While, I’m moaning, there are other wrinkles. For instance, I dragged and dropped a selection of MP3, WMA and FLAC files over to the Archos 3. The MP3 files were correctly stored by album and artist, but the WMA and FLAC files were dumped in a folder marked ‘Other’. Worse, the MP3 files were listed by alphabetical order within their albums, and not in the running order the artist intended. This is really clumsy, basic stuff, and while the Archos 3 has a good-looking interface, with a choice of desktop backgrounds and a clean, modern feel, I’d rather have a more basic but effective UI any day.
The Archos 3 doesn’t come overstuffed with features, but that doesn’t really bother me.
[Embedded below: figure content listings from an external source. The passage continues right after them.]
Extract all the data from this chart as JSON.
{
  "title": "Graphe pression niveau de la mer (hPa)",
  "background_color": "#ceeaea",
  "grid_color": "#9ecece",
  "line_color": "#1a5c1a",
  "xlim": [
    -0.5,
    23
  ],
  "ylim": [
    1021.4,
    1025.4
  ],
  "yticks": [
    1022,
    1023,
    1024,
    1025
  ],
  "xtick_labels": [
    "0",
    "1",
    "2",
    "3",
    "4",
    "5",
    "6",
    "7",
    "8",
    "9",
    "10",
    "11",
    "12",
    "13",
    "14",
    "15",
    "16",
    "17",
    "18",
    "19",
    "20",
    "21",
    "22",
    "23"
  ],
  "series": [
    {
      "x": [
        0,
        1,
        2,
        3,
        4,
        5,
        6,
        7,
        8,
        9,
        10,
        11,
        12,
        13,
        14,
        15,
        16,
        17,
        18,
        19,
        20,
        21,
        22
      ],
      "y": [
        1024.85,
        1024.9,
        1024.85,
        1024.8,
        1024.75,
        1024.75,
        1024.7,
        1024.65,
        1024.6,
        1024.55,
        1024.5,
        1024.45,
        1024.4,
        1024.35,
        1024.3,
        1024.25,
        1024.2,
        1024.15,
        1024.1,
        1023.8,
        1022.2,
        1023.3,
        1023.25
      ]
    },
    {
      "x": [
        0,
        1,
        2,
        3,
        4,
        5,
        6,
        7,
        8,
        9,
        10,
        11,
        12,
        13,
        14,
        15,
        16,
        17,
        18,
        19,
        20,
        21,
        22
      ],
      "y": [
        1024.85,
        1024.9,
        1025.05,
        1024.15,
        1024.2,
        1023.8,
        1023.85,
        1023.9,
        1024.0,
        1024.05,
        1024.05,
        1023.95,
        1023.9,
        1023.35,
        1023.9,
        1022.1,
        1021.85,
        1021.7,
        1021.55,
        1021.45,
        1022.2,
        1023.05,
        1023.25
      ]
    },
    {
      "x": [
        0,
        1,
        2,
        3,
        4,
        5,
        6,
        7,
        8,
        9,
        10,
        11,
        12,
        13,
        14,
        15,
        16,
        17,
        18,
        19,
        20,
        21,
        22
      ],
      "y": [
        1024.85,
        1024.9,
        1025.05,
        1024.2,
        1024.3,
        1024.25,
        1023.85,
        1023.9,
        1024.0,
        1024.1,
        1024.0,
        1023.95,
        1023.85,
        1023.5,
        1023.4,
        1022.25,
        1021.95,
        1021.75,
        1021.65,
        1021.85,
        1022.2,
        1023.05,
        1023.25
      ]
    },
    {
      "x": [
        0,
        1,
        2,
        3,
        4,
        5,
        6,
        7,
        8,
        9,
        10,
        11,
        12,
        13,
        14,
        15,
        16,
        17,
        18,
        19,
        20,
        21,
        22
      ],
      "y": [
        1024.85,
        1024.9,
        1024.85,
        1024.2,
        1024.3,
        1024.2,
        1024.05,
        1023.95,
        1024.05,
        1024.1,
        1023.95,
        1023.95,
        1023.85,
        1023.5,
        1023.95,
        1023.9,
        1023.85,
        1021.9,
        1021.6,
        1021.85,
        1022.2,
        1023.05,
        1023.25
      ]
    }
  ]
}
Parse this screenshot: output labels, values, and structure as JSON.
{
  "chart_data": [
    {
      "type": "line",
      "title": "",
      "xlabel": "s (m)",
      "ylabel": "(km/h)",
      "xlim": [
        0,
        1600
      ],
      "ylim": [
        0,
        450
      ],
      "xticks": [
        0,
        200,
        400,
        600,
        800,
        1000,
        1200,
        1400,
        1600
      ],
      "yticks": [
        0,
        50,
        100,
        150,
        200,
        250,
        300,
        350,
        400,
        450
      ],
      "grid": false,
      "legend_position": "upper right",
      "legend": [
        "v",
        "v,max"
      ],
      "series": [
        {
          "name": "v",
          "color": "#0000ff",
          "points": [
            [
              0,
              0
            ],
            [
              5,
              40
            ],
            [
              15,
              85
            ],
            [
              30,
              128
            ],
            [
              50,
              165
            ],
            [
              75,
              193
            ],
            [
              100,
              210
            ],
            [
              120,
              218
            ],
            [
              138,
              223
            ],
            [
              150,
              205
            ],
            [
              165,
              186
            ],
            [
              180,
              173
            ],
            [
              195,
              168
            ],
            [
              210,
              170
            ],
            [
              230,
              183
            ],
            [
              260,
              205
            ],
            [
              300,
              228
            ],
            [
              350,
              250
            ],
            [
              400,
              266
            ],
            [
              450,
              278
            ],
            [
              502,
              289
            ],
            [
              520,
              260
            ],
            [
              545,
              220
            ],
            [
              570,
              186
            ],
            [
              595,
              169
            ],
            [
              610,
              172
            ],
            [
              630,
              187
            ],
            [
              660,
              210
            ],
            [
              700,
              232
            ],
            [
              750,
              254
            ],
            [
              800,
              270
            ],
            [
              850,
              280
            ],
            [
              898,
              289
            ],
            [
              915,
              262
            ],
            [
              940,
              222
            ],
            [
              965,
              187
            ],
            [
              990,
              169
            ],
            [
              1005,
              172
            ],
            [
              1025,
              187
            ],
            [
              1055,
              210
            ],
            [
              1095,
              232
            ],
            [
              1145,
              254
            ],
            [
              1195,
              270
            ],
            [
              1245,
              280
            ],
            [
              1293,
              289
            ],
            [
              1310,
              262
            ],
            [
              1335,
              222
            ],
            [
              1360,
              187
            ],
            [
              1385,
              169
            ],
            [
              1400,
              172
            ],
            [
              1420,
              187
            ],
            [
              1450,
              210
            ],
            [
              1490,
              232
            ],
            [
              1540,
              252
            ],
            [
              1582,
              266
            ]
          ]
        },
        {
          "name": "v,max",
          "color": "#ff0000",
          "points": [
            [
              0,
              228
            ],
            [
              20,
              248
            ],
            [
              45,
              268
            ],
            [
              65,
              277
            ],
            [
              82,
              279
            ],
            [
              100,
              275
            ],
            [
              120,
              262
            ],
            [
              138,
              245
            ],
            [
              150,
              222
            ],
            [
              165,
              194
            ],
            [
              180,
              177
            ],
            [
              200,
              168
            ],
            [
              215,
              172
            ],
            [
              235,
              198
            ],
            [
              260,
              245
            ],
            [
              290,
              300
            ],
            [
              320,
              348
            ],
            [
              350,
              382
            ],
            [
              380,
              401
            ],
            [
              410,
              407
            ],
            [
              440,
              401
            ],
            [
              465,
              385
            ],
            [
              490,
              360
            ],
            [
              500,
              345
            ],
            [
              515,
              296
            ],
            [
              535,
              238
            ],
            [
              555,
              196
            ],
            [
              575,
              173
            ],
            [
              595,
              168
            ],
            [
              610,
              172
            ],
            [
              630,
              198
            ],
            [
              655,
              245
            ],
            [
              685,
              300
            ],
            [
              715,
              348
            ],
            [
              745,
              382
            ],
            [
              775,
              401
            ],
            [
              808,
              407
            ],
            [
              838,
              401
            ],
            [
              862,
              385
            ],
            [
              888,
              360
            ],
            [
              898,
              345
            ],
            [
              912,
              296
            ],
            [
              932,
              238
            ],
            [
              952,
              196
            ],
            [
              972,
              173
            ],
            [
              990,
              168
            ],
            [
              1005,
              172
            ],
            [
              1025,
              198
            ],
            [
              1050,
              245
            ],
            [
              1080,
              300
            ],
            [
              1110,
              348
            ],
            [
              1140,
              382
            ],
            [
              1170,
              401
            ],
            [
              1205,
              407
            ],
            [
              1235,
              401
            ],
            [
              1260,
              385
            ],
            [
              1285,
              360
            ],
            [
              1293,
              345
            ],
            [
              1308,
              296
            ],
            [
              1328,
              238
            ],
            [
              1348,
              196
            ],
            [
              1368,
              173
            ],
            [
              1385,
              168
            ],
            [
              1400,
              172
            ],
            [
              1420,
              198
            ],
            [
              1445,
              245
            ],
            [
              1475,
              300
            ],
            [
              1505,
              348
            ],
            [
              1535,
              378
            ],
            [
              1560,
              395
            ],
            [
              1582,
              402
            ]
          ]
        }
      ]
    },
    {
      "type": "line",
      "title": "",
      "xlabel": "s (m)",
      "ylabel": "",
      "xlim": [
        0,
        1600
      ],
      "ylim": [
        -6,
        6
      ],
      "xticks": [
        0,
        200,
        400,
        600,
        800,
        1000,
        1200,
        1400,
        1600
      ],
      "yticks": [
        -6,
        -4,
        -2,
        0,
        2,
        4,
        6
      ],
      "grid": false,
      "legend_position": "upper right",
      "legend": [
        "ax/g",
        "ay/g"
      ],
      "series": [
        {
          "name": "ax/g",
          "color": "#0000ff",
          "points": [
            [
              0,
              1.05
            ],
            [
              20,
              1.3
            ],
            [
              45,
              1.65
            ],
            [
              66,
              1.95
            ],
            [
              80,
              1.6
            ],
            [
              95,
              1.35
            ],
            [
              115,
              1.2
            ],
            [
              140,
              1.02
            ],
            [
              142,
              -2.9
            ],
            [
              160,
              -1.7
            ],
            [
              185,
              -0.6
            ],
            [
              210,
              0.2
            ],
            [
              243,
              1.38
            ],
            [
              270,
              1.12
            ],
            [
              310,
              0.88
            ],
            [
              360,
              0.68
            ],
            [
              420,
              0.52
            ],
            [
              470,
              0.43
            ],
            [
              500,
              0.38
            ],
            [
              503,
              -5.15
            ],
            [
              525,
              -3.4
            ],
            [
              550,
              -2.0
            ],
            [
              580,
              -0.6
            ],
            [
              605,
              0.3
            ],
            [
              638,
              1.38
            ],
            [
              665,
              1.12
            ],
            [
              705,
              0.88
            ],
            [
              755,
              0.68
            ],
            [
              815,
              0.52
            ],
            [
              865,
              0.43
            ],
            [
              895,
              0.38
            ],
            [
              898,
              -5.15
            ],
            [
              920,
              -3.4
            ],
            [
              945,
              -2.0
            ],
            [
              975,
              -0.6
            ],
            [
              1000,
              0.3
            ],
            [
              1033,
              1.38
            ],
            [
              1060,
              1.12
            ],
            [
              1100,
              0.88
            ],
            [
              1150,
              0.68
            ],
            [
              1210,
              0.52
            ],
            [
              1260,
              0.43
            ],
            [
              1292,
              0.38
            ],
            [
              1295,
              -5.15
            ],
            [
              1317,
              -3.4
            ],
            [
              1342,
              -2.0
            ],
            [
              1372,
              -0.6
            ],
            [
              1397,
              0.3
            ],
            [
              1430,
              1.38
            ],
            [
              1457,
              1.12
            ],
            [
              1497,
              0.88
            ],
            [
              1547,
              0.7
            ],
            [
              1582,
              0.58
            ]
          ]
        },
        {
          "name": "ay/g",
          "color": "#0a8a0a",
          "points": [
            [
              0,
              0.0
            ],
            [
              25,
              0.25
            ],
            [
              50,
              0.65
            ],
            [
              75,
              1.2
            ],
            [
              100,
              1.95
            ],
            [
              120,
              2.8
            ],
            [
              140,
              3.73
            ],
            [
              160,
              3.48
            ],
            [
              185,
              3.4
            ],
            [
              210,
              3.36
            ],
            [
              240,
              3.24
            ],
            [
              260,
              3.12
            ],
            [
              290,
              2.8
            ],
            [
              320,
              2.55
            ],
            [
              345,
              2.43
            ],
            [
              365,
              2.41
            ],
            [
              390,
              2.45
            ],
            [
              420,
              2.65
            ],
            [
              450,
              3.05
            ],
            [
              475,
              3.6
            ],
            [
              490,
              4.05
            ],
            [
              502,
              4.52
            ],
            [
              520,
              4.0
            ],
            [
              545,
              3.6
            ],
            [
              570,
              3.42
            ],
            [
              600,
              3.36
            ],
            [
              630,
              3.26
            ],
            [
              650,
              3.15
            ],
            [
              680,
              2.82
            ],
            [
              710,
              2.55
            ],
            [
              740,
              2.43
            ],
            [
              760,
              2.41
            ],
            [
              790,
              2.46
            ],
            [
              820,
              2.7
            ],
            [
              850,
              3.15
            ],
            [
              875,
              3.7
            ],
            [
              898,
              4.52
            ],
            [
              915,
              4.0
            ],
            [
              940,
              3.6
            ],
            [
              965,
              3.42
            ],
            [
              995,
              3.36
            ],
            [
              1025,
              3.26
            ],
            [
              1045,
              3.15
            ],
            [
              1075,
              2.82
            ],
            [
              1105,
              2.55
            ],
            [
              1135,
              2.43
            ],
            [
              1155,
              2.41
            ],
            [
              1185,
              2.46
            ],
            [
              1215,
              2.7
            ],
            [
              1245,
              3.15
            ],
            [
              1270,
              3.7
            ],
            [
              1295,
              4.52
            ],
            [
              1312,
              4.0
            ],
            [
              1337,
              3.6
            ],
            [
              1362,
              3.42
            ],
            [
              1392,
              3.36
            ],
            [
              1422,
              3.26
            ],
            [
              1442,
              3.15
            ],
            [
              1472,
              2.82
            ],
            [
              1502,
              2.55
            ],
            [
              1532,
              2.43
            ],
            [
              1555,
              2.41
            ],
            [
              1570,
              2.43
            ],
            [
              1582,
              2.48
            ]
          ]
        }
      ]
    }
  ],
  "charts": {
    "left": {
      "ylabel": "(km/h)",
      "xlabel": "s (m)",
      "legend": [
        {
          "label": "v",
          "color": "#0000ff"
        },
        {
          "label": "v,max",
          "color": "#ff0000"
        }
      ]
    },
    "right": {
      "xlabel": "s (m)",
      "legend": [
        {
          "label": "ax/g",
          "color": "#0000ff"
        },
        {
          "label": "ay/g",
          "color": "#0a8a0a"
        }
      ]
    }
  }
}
The voice recorder, FM radio, photo viewer and stopwatch are all simple but usable, and I can do without the low-quality games or notepad applications that some PMPs insist on packing in. The one ‘extra’ feature it does offer – a built in FM transmitter – is genuinely useful. It uses the headphone cable as an aerial, which means you need to keep your phones plugged in, but with the FM transmitter switched on the Archos 3 will transmit music directly to your car stereo or kitchen radio.
Most importantly, the Archos 3 delivers a good performance when it comes to audio and video playback. Now, to be honest I expected more in terms of video file format support. Archos doesn’t actually list which video formats are supported, but while DivX, AVI and WMV files at SD resolutions worked straight away, H.264 files in M4V, MP4 or MKV containers would not, and nor would the mobile WMV files downloaded from the BBC’s iPlayer service. On the plus side, this is still better than most PMPs on the market and, if you have ripped your DVD collection to DivX, then it’s great to be able to drag and drop files across without conversion.
Playback quality, meanwhile, is very good; smooth, glitch-free and perfectly watchable. In fact, the Archos 3 is one of the smallest PMPs I’ve come across where I could happily watch an hour-long TV programme or a short-ish movie on the thing.